Receiving post has always been a tad problematic since we moved to El Hoyo, our village in the mountains of Spain. In the old days, mail used to arrive by mule, but we’ve definitely progressed since then. Haven’t we?


After moving in, because our front door didn’t sport a letterbox, one of our first jobs was to buy a mailbox. Joe struggled to fix it to the wall, as old Spanish houses are made of dry rubble held together with sand. Joe persevered, and succeeded.

“There! That’s done,” he said, standing back to admire his work. “The postman shouldn’t have any trouble with that.”

Unfortunately, our mailbox has never been exactly overworked. I suppose the fact that our house has three doors, opening onto three different streets doesn’t help. Our house isn’t huge, but quirky.

“Any post?” I ask, as Joe unlocks the box daily.

“Nope, just moths,” is the usual reply.

Our mail arrives in a variety of ways. Usually, it arrives on the fish van, smelling strongly of sardines and calamari. Sometimes it comes on the bread van, and smells much sweeter. Other times, the phone rings, and Marcia from the village shop informs us that she has letters for us.

“There’s a small packet from your daughter in Australia, an electricity bill, a postcard from your English friends, they’re on holiday in Lanzarote by the way, and a letter from the taxman.” Marcia may be well over 80, but nothing escapes her eagle eye.

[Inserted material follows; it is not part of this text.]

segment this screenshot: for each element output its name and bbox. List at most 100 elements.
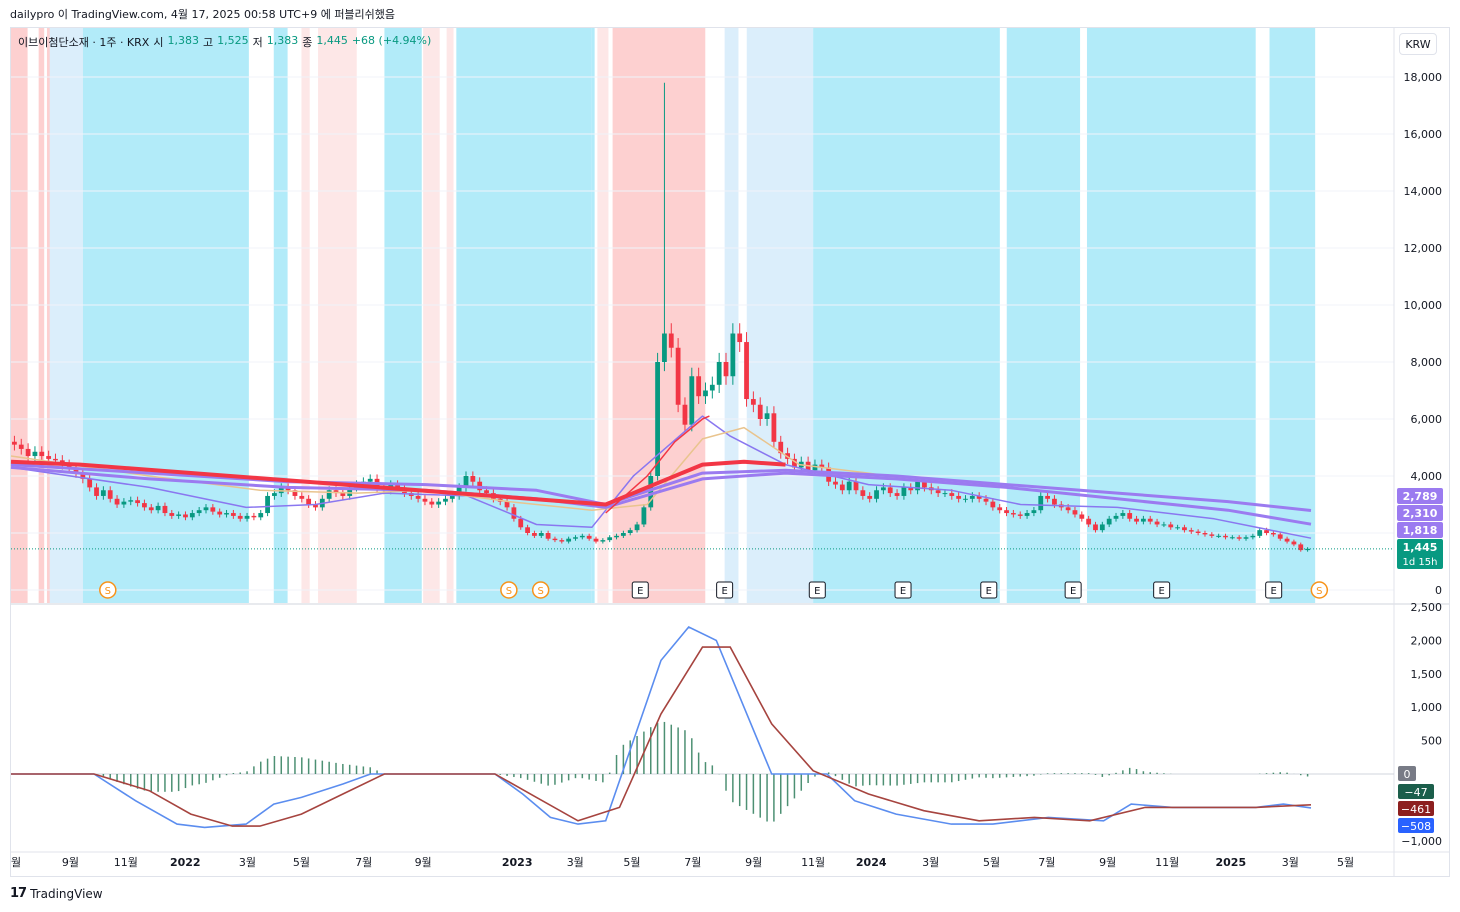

We’ve discovered that UPS and DHL  drivers flatly refuse to drive up to El Hoyo, and have devised all kinds of excuses to avoid the twisting, winding road to our village. When the phone rings in the morning, we know it’ll be a driver, needing to deliver a parcel.

“My truck is broken, can you meet me at such and such place?”


“Your village doesn’t show up on my navigation equipment.”

Joe and I know how to answer. “You know the Repsol garage at the bottom of the mountain? Near Carrefour? Put it behind the counter there.”

We can hear the relief in the driver’s voice. “I know it! I’ll leave it there.”

Sorted. So Joe climbs into the car and drives down the mountain to collect our waiting parcel from the nice staff at the Repsol garage. When he arrives home, he checks our mailbox, just in case. More often than not, there’s a little slip of paper in there, from our Spanish postman.

“We tried to deliver your packet, but nobody was in. Please collect it from the post office between the hours of 8.00am and 2.00pm.”

I’d been in the house all day, and nobody had knocked on any of our doors.

“Oh well,” says Joe, “I’ll drive down to the post office tomorrow morning. And I’d better check that nothing’s been left at Marcia’s or the Repsol garage while I’m there.”